Question: Now there’s a possibility of an actors’ strike. There’s a consensus that it’s not going to happen.

Gyllenhaal: I don’t know but I hope we can find a way to figure it out without a strike. Everyone I know really wants to work. My mom’s a screenwriter and I went through the writers’ strike with her. And, of course, as an actor you feel that hugely. I don’t live in L.A. so I don’t think I felt it as much as all the people who live here did. In New York, we don’t feel it as a city, in the way that you did here but I really hope we can figure it out without having to strike.

Question: What is that Mendes movie called?

Gyllenhaal: Farlanders. I’m in it with John Krasinski and Maya Rudolph.

Question: A comedy?

Gyllenhaal: Yeah.

Question: A dark comedy?

Gyllenhaal: No. Just a plain old comedy. I play a woman who is a real hippy mom, into attachment parenting. Everyone sleeps in the same bed. She’s still nursing her four-year-old.

Question: Dark Knight is really guy-driven, unlike Mona Lisa Smile which featured a big group of women. Is the dynamic on the set just different?

Gyllenhaal: There’s something really great about both. I was looking at the poster behind a journalist’s head and it was like [pointing] man, man, man, man, man, man and me! [laughter]. There’s something cool about that.

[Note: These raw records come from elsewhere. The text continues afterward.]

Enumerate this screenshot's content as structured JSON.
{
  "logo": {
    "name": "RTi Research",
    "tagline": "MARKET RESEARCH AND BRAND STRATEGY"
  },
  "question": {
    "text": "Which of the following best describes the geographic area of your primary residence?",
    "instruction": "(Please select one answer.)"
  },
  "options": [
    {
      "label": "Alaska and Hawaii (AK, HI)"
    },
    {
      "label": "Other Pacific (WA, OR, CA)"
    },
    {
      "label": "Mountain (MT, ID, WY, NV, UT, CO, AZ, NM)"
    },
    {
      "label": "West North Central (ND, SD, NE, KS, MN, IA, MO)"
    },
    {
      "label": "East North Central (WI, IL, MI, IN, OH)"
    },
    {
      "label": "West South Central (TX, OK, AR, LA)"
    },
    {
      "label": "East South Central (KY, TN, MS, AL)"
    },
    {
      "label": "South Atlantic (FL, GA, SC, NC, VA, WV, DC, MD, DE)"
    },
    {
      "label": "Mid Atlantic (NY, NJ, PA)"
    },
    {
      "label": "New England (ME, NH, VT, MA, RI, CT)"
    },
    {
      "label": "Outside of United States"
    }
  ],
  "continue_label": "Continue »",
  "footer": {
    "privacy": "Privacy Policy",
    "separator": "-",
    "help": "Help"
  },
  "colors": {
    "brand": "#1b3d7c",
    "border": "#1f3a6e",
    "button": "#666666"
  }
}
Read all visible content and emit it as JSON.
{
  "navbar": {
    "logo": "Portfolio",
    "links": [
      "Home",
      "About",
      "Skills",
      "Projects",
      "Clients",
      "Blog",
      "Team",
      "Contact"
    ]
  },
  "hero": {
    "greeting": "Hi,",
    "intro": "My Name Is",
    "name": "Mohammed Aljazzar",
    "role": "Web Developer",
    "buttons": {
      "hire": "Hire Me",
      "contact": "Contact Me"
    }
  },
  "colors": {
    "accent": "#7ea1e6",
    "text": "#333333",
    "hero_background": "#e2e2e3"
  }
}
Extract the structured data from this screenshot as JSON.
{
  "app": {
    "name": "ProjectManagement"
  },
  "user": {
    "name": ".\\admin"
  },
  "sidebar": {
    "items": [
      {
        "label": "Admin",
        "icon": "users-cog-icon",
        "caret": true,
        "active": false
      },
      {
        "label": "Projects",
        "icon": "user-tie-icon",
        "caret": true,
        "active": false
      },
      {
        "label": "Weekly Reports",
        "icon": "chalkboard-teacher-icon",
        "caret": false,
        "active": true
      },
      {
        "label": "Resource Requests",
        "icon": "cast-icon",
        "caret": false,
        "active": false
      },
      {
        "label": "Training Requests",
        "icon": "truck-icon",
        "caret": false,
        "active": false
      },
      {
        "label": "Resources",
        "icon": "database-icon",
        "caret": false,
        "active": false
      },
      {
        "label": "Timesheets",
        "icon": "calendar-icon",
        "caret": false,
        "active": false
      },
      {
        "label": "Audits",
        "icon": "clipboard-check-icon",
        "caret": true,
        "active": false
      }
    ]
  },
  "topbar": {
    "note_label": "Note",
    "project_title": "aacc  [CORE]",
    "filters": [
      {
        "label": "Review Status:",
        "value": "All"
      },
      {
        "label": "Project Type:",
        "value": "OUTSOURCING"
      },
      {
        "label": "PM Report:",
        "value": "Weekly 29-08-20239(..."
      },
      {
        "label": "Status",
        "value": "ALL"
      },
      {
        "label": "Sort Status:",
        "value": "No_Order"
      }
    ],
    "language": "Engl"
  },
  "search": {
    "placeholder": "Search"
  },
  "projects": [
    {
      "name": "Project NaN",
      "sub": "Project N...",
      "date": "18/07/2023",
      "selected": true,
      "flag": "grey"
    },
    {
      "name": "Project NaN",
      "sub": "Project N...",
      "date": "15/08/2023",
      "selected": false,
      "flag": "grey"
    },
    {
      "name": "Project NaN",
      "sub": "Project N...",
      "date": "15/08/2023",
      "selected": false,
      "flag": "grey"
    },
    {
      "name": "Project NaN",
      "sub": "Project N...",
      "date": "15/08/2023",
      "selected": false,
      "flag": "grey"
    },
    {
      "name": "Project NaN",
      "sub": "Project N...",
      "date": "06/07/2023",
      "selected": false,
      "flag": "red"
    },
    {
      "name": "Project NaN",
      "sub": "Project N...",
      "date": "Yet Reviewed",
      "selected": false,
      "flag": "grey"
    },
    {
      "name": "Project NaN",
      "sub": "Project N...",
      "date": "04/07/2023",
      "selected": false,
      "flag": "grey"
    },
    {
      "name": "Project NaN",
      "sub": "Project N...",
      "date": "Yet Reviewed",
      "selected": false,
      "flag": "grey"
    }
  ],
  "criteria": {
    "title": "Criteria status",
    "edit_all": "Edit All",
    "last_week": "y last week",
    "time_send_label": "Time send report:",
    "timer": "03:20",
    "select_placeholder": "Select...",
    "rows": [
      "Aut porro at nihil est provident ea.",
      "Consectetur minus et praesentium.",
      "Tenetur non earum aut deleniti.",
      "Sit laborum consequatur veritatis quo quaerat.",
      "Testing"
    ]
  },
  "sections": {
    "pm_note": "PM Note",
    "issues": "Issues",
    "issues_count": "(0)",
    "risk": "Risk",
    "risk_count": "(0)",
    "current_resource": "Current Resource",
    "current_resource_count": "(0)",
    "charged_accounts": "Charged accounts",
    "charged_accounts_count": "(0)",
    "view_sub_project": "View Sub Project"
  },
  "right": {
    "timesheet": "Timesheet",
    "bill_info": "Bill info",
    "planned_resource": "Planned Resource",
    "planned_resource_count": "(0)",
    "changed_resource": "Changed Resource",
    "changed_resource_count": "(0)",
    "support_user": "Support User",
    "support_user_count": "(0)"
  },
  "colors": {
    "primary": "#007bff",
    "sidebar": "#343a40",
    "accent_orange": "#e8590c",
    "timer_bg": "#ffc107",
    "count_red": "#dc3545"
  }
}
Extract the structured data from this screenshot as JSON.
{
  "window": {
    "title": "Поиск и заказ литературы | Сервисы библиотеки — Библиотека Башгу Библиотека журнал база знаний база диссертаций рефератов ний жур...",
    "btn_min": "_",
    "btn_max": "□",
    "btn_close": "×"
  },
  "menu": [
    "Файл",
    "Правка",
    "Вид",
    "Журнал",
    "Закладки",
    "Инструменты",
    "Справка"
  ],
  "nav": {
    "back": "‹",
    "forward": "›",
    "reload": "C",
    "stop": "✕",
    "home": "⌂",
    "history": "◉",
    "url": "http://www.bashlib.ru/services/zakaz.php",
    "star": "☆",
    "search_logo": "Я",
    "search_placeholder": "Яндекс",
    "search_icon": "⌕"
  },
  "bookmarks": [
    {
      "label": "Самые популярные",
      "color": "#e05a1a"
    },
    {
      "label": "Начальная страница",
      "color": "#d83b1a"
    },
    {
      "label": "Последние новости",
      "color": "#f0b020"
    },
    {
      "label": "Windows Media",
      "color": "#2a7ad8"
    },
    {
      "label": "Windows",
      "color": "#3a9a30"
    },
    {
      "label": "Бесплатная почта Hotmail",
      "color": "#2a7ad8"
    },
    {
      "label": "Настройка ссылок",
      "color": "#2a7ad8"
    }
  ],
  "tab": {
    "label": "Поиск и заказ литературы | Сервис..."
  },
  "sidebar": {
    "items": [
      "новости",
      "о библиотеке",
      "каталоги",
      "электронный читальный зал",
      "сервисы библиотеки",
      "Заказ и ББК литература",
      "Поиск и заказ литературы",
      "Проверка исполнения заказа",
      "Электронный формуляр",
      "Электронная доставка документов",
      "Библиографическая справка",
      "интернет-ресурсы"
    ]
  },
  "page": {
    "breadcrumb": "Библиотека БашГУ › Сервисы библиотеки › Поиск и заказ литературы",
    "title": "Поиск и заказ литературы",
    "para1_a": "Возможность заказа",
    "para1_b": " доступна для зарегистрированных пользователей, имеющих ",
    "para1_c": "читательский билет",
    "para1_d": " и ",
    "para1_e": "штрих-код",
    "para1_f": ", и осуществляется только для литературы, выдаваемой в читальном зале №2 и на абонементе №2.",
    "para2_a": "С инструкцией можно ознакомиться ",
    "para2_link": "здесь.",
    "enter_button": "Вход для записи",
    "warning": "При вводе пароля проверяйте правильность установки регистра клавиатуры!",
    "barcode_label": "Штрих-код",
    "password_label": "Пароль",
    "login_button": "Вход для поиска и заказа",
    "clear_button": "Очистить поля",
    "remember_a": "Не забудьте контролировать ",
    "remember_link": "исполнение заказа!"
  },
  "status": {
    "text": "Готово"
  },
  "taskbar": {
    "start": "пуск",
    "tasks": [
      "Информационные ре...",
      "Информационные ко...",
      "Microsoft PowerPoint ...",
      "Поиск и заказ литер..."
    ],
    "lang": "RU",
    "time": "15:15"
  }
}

Question: What about doing the action sequences, was that very different for you, like falling off the building?

Gyllenhaal: I’d never done anything like that before. Chris is not really into CGI. Of course, there’s some in the movie but I think he tries to avoid it as much as he can. So, we shot big chunks of that stuff at once so I actually got to experience some of what it would actually feel like. Of course, I didn’t drop from a 300 foot or story building or whatever but it looked like I did. It was easy to pretend that was what was happening. There was still acting in the midst of that though and it was fun.

Question: How was it to play the love interest for Batman and Dent and you are their only hope for a normal life? [laughter]

Gyllenhaal: [laughing] I mean how do you think it feels? I know it’s an enviable position but I also tried to make it as difficult for myself as I could. I decided that she really had to love them both absolutely equally and then it does become a problem.

Question: Are you doing something called South Solitary?

Gyllenhaal: South Solitary is a script that I like. It’s a tiny movie. The truth is, nobody finances tiny movies anymore. There’s so many movies I like that I hope will get their money together but it’s a different world than it was when I first started making independent movies.

Question: Does that sadden you? Are you frustrated by it?

Gyllenhaal: Something’s really wrong right now. [looking at her publicist] Am I allowed to say that? It’s clear to me, I don’t in any way credit myself as having started the independent film stuff but I was a part of it. I was a real part of it and I feel like things are soooo different now. You can’t make a movie for three million dollars with like a kind of known actor in it. It’s impossible and it has to do with, in general, the financial state of the country. It’s tough for everybody in every business. But independent movies have really suffered I think.

Question: Do you think Secretary would be in trouble now if there were trying to get funding?

Gyllenhaal: They would never have made Secretary now. They would never have been able to finance Secretary with an unknown actress and James Spader. There’s no way. Maybe if you wanted to try and make it for like three hundred thousand dollars.